IBM-BSC - Natural Language Processing

Natural Language Processing


The IBM-BSC Joint Study Agreement (JSA) on Natural Language Processing (NLP) is motivated by the relevance of language technologies in the clinical domain and the need for high quality linguistic and semantic annotations that can be used by clinical decision support systems and clinical research.

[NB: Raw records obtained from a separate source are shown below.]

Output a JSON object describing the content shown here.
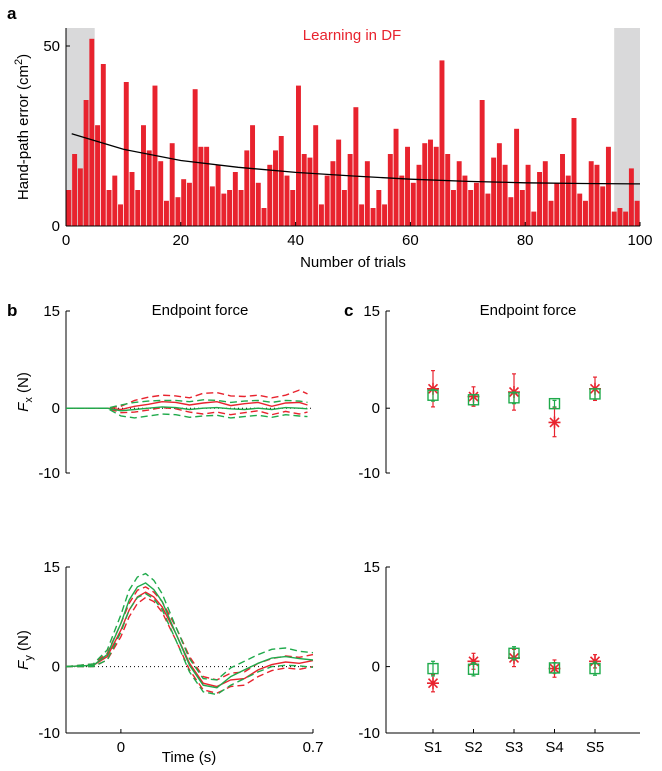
{
  "colors": {
    "red": "#e8232e",
    "green": "#1faa4b",
    "shade": "#d9d9da",
    "black": "#000000"
  },
  "panels": {
    "a": {
      "letter": "a"
    },
    "b": {
      "letter": "b"
    },
    "c": {
      "letter": "c"
    }
  },
  "chart_data": [
    {
      "id": "a",
      "type": "bar",
      "title": "Learning in DF",
      "xlabel": "Number of trials",
      "ylabel_main": "Hand-path error (cm",
      "ylabel_sup": "2",
      "ylabel_end": ")",
      "xlim": [
        0,
        100
      ],
      "ylim": [
        0,
        55
      ],
      "xticks": [
        0,
        20,
        40,
        60,
        80,
        100
      ],
      "yticks": [
        0,
        50
      ],
      "shaded_ranges": [
        [
          0,
          5
        ],
        [
          95.5,
          100
        ]
      ],
      "x": [
        1,
        2,
        3,
        4,
        5,
        6,
        7,
        8,
        9,
        10,
        11,
        12,
        13,
        14,
        15,
        16,
        17,
        18,
        19,
        20,
        21,
        22,
        23,
        24,
        25,
        26,
        27,
        28,
        29,
        30,
        31,
        32,
        33,
        34,
        35,
        36,
        37,
        38,
        39,
        40,
        41,
        42,
        43,
        44,
        45,
        46,
        47,
        48,
        49,
        50,
        51,
        52,
        53,
        54,
        55,
        56,
        57,
        58,
        59,
        60,
        61,
        62,
        63,
        64,
        65,
        66,
        67,
        68,
        69,
        70,
        71,
        72,
        73,
        74,
        75,
        76,
        77,
        78,
        79,
        80,
        81,
        82,
        83,
        84,
        85,
        86,
        87,
        88,
        89,
        90,
        91,
        92,
        93,
        94,
        95,
        96,
        97,
        98,
        99,
        100
      ],
      "values": [
        10,
        20,
        16,
        35,
        52,
        28,
        45,
        10,
        14,
        6,
        40,
        15,
        10,
        28,
        21,
        39,
        18,
        7,
        23,
        8,
        13,
        12,
        38,
        22,
        22,
        11,
        17,
        9,
        10,
        15,
        10,
        21,
        28,
        12,
        5,
        17,
        21,
        25,
        14,
        10,
        39,
        20,
        19,
        28,
        6,
        14,
        18,
        24,
        10,
        20,
        33,
        6,
        18,
        5,
        10,
        6,
        20,
        27,
        14,
        22,
        12,
        17,
        23,
        24,
        22,
        46,
        20,
        10,
        18,
        14,
        10,
        12,
        35,
        9,
        19,
        23,
        17,
        8,
        27,
        10,
        17,
        4,
        15,
        18,
        7,
        12,
        20,
        14,
        30,
        9,
        7,
        18,
        17,
        11,
        22,
        4,
        5,
        4,
        16,
        7
      ],
      "fit_curve": {
        "x": [
          1,
          10,
          20,
          30,
          40,
          50,
          60,
          70,
          80,
          90,
          100
        ],
        "y": [
          25.6,
          21.3,
          18.2,
          16.3,
          14.9,
          13.9,
          13.0,
          12.4,
          12.0,
          11.8,
          11.7
        ]
      }
    },
    {
      "id": "b-top",
      "type": "line",
      "title": "Endpoint force",
      "ylabel_main": "F",
      "ylabel_sub": "x",
      "ylabel_end": " (N)",
      "ylim": [
        -10,
        15
      ],
      "xlim": [
        -0.2,
        0.7
      ],
      "yticks": [
        -10,
        0,
        15
      ],
      "series": [
        {
          "color": "red",
          "dash": false,
          "x": [
            -0.2,
            -0.1,
            -0.05,
            0,
            0.05,
            0.1,
            0.15,
            0.2,
            0.25,
            0.3,
            0.35,
            0.4,
            0.45,
            0.5,
            0.55,
            0.6,
            0.65,
            0.68
          ],
          "y": [
            0,
            0,
            0,
            -0.2,
            0.3,
            0.6,
            1.0,
            0.9,
            0.5,
            0.8,
            1.0,
            0.4,
            0.7,
            0.9,
            0.3,
            0.8,
            0.9,
            0.5
          ]
        },
        {
          "color": "red",
          "dash": true,
          "x": [
            -0.2,
            -0.1,
            -0.05,
            0,
            0.05,
            0.1,
            0.15,
            0.2,
            0.25,
            0.3,
            0.35,
            0.4,
            0.45,
            0.5,
            0.55,
            0.6,
            0.65,
            0.68
          ],
          "y": [
            0,
            0,
            0,
            0.3,
            1.2,
            1.7,
            2.0,
            1.9,
            1.6,
            2.3,
            2.4,
            1.9,
            1.8,
            2.0,
            1.6,
            2.0,
            2.8,
            2.2
          ]
        },
        {
          "color": "red",
          "dash": true,
          "x": [
            -0.2,
            -0.1,
            -0.05,
            0,
            0.05,
            0.1,
            0.15,
            0.2,
            0.25,
            0.3,
            0.35,
            0.4,
            0.45,
            0.5,
            0.55,
            0.6,
            0.65,
            0.68
          ],
          "y": [
            0,
            0,
            0,
            -0.7,
            -0.6,
            -0.3,
            0.1,
            -0.1,
            -0.6,
            -0.9,
            -0.6,
            -1.0,
            -0.7,
            -0.4,
            -1.0,
            -0.5,
            -0.9,
            -0.6
          ]
        },
        {
          "color": "green",
          "dash": false,
          "x": [
            -0.2,
            -0.1,
            -0.05,
            0,
            0.05,
            0.1,
            0.15,
            0.2,
            0.25,
            0.3,
            0.35,
            0.4,
            0.45,
            0.5,
            0.55,
            0.6,
            0.65,
            0.68
          ],
          "y": [
            0,
            0,
            0,
            -0.4,
            -0.2,
            0.0,
            0.2,
            0.1,
            -0.2,
            0.0,
            0.1,
            -0.1,
            -0.2,
            0.0,
            -0.2,
            0.1,
            0.0,
            -0.1
          ]
        },
        {
          "color": "green",
          "dash": true,
          "x": [
            -0.2,
            -0.1,
            -0.05,
            0,
            0.05,
            0.1,
            0.15,
            0.2,
            0.25,
            0.3,
            0.35,
            0.4,
            0.45,
            0.5,
            0.55,
            0.6,
            0.65,
            0.68
          ],
          "y": [
            0,
            0,
            0,
            -1.2,
            -1.5,
            -1.2,
            -0.9,
            -1.0,
            -1.4,
            -1.2,
            -1.1,
            -1.5,
            -1.3,
            -1.1,
            -1.4,
            -1.0,
            -1.2,
            -1.3
          ]
        },
        {
          "color": "green",
          "dash": true,
          "x": [
            -0.2,
            -0.1,
            -0.05,
            0,
            0.05,
            0.1,
            0.15,
            0.2,
            0.25,
            0.3,
            0.35,
            0.4,
            0.45,
            0.5,
            0.55,
            0.6,
            0.65,
            0.68
          ],
          "y": [
            0,
            0,
            0,
            0.5,
            0.9,
            1.1,
            1.2,
            1.2,
            1.0,
            1.3,
            1.2,
            0.9,
            1.1,
            1.2,
            0.9,
            1.2,
            1.1,
            0.9
          ]
        }
      ]
    },
    {
      "id": "b-bottom",
      "type": "line",
      "xlabel": "Time (s)",
      "ylabel_main": "F",
      "ylabel_sub": "y",
      "ylabel_end": " (N)",
      "ylim": [
        -10,
        15
      ],
      "xlim": [
        -0.2,
        0.7
      ],
      "xticks": [
        0,
        0.7
      ],
      "yticks": [
        -10,
        0,
        15
      ],
      "series": [
        {
          "color": "red",
          "dash": false,
          "x": [
            -0.2,
            -0.1,
            -0.05,
            0,
            0.03,
            0.06,
            0.09,
            0.12,
            0.15,
            0.2,
            0.25,
            0.3,
            0.35,
            0.4,
            0.45,
            0.5,
            0.55,
            0.6,
            0.65,
            0.7
          ],
          "y": [
            0,
            0.2,
            1.5,
            5.5,
            8.5,
            10.5,
            11.2,
            10.5,
            9.0,
            5.0,
            0.5,
            -2.5,
            -3.0,
            -2.0,
            -1.8,
            -0.5,
            0.3,
            0.7,
            0.5,
            0.9
          ]
        },
        {
          "color": "red",
          "dash": true,
          "x": [
            -0.2,
            -0.1,
            -0.05,
            0,
            0.03,
            0.06,
            0.09,
            0.12,
            0.15,
            0.2,
            0.25,
            0.3,
            0.35,
            0.4,
            0.45,
            0.5,
            0.55,
            0.6,
            0.65,
            0.7
          ],
          "y": [
            0,
            0.4,
            2.0,
            6.5,
            9.5,
            11.5,
            12.0,
            11.2,
            9.8,
            6.0,
            1.5,
            -1.5,
            -2.0,
            -1.0,
            -0.8,
            0.5,
            1.2,
            1.6,
            1.4,
            1.8
          ]
        },
        {
          "color": "red",
          "dash": true,
          "x": [
            -0.2,
            -0.1,
            -0.05,
            0,
            0.03,
            0.06,
            0.09,
            0.12,
            0.15,
            0.2,
            0.25,
            0.3,
            0.35,
            0.4,
            0.45,
            0.5,
            0.55,
            0.6,
            0.65,
            0.7
          ],
          "y": [
            0,
            0,
            1.0,
            4.5,
            7.5,
            9.5,
            10.4,
            9.8,
            8.2,
            4.0,
            -0.5,
            -3.5,
            -4.0,
            -3.0,
            -2.8,
            -1.5,
            -0.6,
            -0.2,
            -0.4,
            0.0
          ]
        },
        {
          "color": "green",
          "dash": false,
          "x": [
            -0.2,
            -0.1,
            -0.05,
            0,
            0.03,
            0.06,
            0.09,
            0.12,
            0.15,
            0.2,
            0.25,
            0.3,
            0.35,
            0.4,
            0.45,
            0.5,
            0.55,
            0.6,
            0.65,
            0.7
          ],
          "y": [
            0,
            0.2,
            1.8,
            6.5,
            10.0,
            12.0,
            12.6,
            11.6,
            9.8,
            5.0,
            0.2,
            -2.8,
            -3.2,
            -1.5,
            -0.5,
            0.5,
            1.3,
            1.5,
            1.2,
            1.0
          ]
        },
        {
          "color": "green",
          "dash": true,
          "x": [
            -0.2,
            -0.1,
            -0.05,
            0,
            0.03,
            0.06,
            0.09,
            0.12,
            0.15,
            0.2,
            0.25,
            0.3,
            0.35,
            0.4,
            0.45,
            0.5,
            0.55,
            0.6,
            0.65,
            0.7
          ],
          "y": [
            0,
            0.4,
            2.5,
            7.8,
            11.5,
            13.5,
            14.0,
            13.0,
            11.0,
            6.0,
            1.2,
            -1.8,
            -2.0,
            -0.2,
            0.8,
            1.8,
            2.6,
            2.8,
            2.3,
            2.1
          ]
        },
        {
          "color": "green",
          "dash": true,
          "x": [
            -0.2,
            -0.1,
            -0.05,
            0,
            0.03,
            0.06,
            0.09,
            0.12,
            0.15,
            0.2,
            0.25,
            0.3,
            0.35,
            0.4,
            0.45,
            0.5,
            0.55,
            0.6,
            0.65,
            0.7
          ],
          "y": [
            0,
            0,
            1.0,
            5.2,
            8.5,
            10.4,
            11.0,
            10.2,
            8.6,
            4.0,
            -0.8,
            -3.8,
            -4.2,
            -2.8,
            -1.8,
            -0.8,
            0.0,
            0.2,
            0.1,
            -0.1
          ]
        }
      ]
    },
    {
      "id": "c-top",
      "type": "scatter",
      "title": "Endpoint force",
      "categories": [
        "S1",
        "S2",
        "S3",
        "S4",
        "S5"
      ],
      "ylim": [
        -10,
        15
      ],
      "yticks": [
        -10,
        0,
        15
      ],
      "series": [
        {
          "color": "red",
          "marker": "asterisk",
          "values": [
            3.0,
            1.8,
            2.5,
            -2.2,
            3.0
          ],
          "err": [
            2.8,
            1.5,
            2.8,
            2.2,
            1.8
          ]
        },
        {
          "color": "green",
          "marker": "square",
          "values": [
            2.0,
            1.3,
            1.6,
            0.7,
            2.2
          ],
          "err": [
            0.9,
            0.8,
            0.9,
            0.5,
            0.8
          ]
        }
      ]
    },
    {
      "id": "c-bottom",
      "type": "scatter",
      "categories": [
        "S1",
        "S2",
        "S3",
        "S4",
        "S5"
      ],
      "ylim": [
        -10,
        15
      ],
      "yticks": [
        -10,
        0,
        15
      ],
      "series": [
        {
          "color": "red",
          "marker": "asterisk",
          "values": [
            -2.5,
            0.8,
            1.3,
            -0.3,
            0.8
          ],
          "err": [
            1.3,
            1.2,
            1.3,
            1.3,
            1.0
          ]
        },
        {
          "color": "green",
          "marker": "square",
          "values": [
            -0.3,
            -0.4,
            2.0,
            -0.2,
            -0.3
          ],
          "err": [
            1.1,
            1.0,
            1.0,
            0.8,
            1.0
          ]
        }
      ]
    }
  ]
}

The main topic being researched within this project is the industrialization and scale out of NLP components for clinical texts based on cTAKES, a UIMA based framework. cTAKES has been used in a variety of use cases in the domain of biomedicine such as phenotype discovery, translational science, pharmacogenomics and pharmacogenetics and it is a reference framework for clinical NLP in the EEUU. In order to ensure the success of such a reference platform for clinical NLP in Spanish and achieve a quick and wide adoption by the developers of clinical NLP, the proposal first requires two essential tasks:

  1. The development of relevant components for Spanish language so that the new platform is fully equipped with a good number of high quality components that ease the adoption of the platform by the Spanish clinical NLP community, especially companies and hospitals.
  2. The definition, deployment and validation of a cTAKES Java and python bridge that provides ways of interoperability and communication between the UIMA java based platform and the plethora of new python and deep learning libraries  methods.

In addition, BSC will also work generating contextual language models for Spanish general and medical domains and for other Spanish co-official languages using huge amounts of textual data. These pre-trained models will be used to train new ‘task and/or domain-oriented’ models used by the components of the platform.